The better and more divine nature consists of
three parts : the conceptual, the material, and that
which is formed from these, which the Greeks call the
world. Plato1 is wont to give to the conceptual the
name of idea, example, or father, and to the material
the name of mother or nurse, or seat and place of
generation, and to that which results from both the
name of offspring or generation.
One might conjecture that the Egyptians hold in
high honour the most beautiful of the triangles,2 since
they liken the nature of the Universe most closely to
it, as Plato in the Republic
3 seems to have made use of
it in formulating his figure of marriage. This triangle
has its upright of three units, its base of four, and its
hypotenuse of five, whose power is equal to that of
the other two sides.4 The upright, therefore, may be
likened to the male, the base to the female, and the
hypotenuse to the child of both, and so Osiris may be
regarded as the origin, Isis as the recipient, and Horus
as perfected result. Three is the first perfect odd
number : four is a square whose side is the even
number two ; but five is in some ways like to its
father, and in some wrays like to its mother, being
[p. 137]
made up of three and two.5 And panta (all) is a
derivative of pente (five), and they speak of counting
as ‘numbering by fives.’
6 Five makes a square of
itself, as many as the letters of the Egyptian alphabet,
and as many as the years of the life of the Apis.
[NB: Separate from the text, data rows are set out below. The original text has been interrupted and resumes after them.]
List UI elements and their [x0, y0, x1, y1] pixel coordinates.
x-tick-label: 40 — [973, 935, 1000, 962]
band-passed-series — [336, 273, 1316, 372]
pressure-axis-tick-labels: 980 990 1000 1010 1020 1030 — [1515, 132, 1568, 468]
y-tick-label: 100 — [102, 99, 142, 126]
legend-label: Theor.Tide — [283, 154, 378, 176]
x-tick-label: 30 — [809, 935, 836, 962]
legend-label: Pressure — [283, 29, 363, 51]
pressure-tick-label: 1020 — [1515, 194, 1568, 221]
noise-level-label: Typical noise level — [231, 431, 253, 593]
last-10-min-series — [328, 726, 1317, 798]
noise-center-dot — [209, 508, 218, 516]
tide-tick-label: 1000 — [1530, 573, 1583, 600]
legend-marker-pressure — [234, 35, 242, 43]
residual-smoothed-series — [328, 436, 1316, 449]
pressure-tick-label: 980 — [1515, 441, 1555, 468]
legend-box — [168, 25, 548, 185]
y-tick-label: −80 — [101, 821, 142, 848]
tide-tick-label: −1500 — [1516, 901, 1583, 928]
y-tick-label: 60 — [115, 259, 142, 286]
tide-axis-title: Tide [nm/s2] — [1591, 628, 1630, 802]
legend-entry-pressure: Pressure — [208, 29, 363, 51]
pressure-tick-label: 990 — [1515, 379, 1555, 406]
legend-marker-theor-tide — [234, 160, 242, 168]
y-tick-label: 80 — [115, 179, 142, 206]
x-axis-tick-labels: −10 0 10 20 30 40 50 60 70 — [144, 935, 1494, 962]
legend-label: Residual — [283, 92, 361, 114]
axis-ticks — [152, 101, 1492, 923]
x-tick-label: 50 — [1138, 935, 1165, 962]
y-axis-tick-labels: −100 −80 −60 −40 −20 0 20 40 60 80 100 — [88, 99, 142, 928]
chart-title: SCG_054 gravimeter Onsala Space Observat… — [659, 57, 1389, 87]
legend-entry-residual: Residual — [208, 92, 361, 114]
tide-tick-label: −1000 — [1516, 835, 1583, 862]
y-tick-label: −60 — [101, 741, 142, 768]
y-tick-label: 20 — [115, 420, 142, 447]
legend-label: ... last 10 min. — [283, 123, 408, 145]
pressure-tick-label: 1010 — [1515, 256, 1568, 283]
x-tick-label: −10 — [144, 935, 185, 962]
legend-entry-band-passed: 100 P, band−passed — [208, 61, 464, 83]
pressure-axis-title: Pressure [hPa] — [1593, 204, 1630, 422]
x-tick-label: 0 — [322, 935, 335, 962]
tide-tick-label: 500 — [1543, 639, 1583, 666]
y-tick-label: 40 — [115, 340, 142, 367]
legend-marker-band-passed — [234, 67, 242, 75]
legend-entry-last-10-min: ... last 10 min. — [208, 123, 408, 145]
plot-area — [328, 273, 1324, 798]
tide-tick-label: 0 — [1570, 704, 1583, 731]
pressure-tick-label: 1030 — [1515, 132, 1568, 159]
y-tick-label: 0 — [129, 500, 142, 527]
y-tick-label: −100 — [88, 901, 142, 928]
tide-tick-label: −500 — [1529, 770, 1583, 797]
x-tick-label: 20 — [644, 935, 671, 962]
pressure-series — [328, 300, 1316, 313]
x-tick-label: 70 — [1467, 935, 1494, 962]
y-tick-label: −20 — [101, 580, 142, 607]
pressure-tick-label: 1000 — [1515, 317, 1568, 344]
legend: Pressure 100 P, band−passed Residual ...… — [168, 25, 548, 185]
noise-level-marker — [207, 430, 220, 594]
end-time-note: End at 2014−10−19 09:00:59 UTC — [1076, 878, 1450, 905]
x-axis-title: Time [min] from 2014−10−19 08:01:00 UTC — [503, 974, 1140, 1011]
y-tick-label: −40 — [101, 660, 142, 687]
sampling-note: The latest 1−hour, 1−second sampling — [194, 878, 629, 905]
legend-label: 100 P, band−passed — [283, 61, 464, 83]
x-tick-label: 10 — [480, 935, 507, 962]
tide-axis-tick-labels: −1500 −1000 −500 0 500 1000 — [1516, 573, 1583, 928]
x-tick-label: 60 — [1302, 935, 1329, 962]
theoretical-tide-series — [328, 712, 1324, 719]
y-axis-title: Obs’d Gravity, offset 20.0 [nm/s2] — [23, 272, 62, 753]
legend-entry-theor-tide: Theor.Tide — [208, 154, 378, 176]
Horus they are wont to call also Min, which means
‘seen’ ; for the world is something perceptible and
visible, and Isis is sometimes called Muth, and again
Athyri or Methyer. By the first of these names they
signify ‘mother,’ by the second the mundane house
of Horus, the place and receptacle of generation, as
Plato7 has it, and the third is compounded of ‘full’
and ‘cause’ ; for the material of the world is full,
and is associated with the good and pure and orderly.